On 10th May 2022 some of our applications started displaying a server problem message instead of the application itself. Within a couple of hours we had identified a workaround to restore access, and we now have a rough understanding of the root cause. We apologise for inconvenience caused by application unavailability on this day. The below hopefully explains what happened, how it’s fixed and how we plan to avoid it happening again.
Each of our applications runs as a pool of backend servers behind an F5 load balancer appliance, which spreads requests out to each of the backend servers. The appliance will periodically monitor each backend server to make sure it’s still usable, and remove it from the pool if it decides it isn’t. On the 10th the appliance had suddenly decided that it couldn’t reach some of the backend servers, and for some applications this included all of the pool members, rendering that application unavailable. This happened to a relatively small number of our applications but unfortunately one of them was Single Sign-on, which most of the applications do rely on, so when visiting a working application you would have been redirected to a non-working Single Sign-on.
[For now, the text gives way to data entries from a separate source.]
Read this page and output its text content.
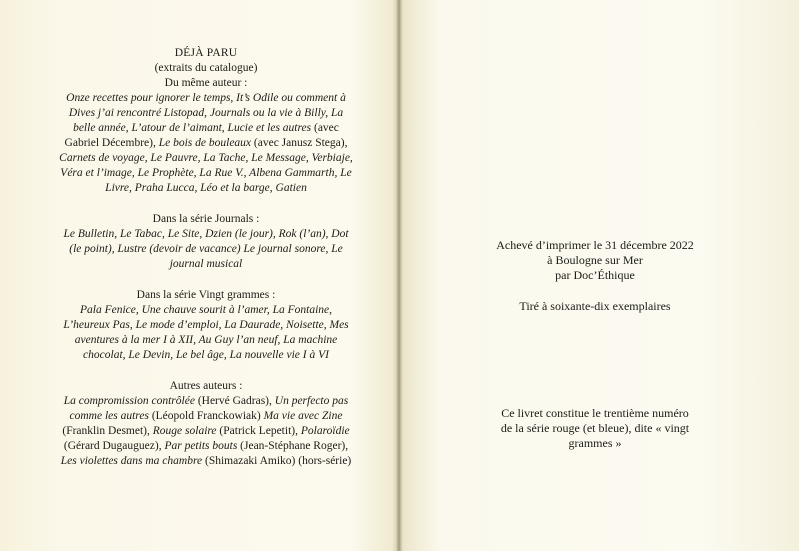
DÉJÀ PARU

(extraits du catalogue)

Du même auteur :

Onze recettes pour ignorer le temps, It’s Odile ou comment à Dives j’ai rencontré Listopad, Journals ou la vie à Billy, La belle année, L’atour de l’aimant, Lucie et les autres (avec Gabriel Décembre), Le bois de bouleaux (avec Janusz Stega), Carnets de voyage, Le Pauvre, La Tache, Le Message, Verbiaje, Véra et l’image, Le Prophète, La Rue V., Albena Gammarth, Le Livre, Praha Lucca, Léo et la barge, Gatien

Dans la série Journals :

Le Bulletin, Le Tabac, Le Site, Dzien (le jour), Rok (l’an), Dot (le point), Lustre (devoir de vacance) Le journal sonore, Le journal musical

Dans la série Vingt grammes :

Pala Fenice, Une chauve sourit à l’amer, La Fontaine, L’heureux Pas, Le mode d’emploi, La Daurade, Noisette, Mes aventures à la mer I à XII, Au Guy l’an neuf, La machine chocolat, Le Devin, Le bel âge, La nouvelle vie I à VI

Autres auteurs :

La compromission contrôlée (Hervé Gadras), Un perfecto pas comme les autres (Léopold Franckowiak) Ma vie avec Zine (Franklin Desmet), Rouge solaire (Patrick Lepetit), Polaroïdie (Gérard Dugauguez), Par petits bouts (Jean-Stéphane Roger), Les violettes dans ma chambre (Shimazaki Amiko) (hors-série)

Achevé d’imprimer le 31 décembre 2022

à Boulogne sur Mer

par Doc’Éthique

Tiré à soixante-dix exemplaires

Ce livret constitue le trentième numéro de la série rouge (et bleue), dite « vingt grammes »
After some investigation to rule out firewall issues, we discovered that removing the monitor check brought the application back - the appliance was able to reach the application, it was just its monitor that couldn’t. To add to the confusion, re-adding the same monitor would often work, which suggested something at fault with the appliance itself.
We have a load balancer appliance in each data centre to allow one to fail-over to the other if it needs to, so an emergency change was scheduled for Sunday 15th May to attempt that failover at an off-peak time. This failover was successful and testing revealed that this appliance did not have the issue, confirming a fault with the other appliance.
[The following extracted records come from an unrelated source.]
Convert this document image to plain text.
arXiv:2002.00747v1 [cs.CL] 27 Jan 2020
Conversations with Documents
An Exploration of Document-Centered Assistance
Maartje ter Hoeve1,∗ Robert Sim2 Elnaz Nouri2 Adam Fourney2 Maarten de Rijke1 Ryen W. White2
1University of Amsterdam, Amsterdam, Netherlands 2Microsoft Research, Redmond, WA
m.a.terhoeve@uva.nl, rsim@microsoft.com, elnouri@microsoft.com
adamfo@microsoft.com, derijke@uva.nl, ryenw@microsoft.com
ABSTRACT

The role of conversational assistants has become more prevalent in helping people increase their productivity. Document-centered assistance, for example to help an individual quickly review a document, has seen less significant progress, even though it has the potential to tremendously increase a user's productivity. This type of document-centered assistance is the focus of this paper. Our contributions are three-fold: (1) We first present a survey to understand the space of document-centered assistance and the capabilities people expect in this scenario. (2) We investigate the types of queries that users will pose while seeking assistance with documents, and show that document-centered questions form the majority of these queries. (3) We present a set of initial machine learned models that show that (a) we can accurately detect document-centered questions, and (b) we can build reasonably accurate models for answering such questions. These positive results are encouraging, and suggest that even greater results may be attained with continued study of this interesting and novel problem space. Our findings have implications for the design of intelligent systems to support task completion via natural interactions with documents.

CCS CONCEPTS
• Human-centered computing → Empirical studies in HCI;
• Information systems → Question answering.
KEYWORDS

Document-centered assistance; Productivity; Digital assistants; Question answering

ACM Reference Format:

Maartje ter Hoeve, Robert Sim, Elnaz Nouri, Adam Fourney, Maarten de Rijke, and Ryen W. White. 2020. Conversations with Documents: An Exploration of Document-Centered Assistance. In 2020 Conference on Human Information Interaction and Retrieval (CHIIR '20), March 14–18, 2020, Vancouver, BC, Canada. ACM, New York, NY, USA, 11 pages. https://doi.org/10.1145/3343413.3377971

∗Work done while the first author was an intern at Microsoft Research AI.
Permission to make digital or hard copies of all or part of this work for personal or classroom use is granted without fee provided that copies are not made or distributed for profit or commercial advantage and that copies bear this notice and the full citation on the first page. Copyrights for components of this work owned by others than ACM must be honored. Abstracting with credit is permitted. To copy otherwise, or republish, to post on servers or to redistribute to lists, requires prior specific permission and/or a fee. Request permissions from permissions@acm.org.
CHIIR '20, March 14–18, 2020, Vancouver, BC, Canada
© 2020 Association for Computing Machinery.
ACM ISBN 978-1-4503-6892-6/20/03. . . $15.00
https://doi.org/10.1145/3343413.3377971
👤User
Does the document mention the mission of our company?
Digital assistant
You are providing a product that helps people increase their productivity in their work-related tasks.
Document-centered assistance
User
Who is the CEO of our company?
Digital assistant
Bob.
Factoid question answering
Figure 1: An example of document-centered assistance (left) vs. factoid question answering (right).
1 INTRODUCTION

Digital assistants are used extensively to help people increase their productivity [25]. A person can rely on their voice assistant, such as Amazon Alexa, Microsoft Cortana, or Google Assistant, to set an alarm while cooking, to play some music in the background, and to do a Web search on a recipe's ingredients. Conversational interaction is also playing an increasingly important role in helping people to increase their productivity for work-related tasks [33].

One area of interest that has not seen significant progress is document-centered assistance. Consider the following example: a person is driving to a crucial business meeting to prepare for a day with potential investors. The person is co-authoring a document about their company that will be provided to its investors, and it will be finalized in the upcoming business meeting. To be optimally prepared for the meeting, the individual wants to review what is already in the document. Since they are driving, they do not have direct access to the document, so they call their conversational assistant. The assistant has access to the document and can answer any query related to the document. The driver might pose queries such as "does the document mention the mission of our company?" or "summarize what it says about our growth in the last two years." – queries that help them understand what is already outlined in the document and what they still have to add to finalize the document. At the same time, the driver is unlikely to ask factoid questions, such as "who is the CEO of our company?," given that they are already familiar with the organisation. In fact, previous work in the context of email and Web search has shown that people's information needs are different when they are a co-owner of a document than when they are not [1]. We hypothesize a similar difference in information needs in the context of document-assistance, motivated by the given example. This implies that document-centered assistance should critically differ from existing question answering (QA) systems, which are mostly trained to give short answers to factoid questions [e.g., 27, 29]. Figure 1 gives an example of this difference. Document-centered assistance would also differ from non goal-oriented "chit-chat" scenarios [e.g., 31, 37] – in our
At the moment we are in a somewhat risky state, as the active appliance needs to be able to rely on the other appliance to fail over to if it failed for any reason, unlikely though that is. We do still have the original workaround if that did happen. We have started conversations with the F5 support team about the problem, and we were already in the process of acquiring brand new F5 load balancers anyway which will replace these two appliances over the coming months, and should be more reliable.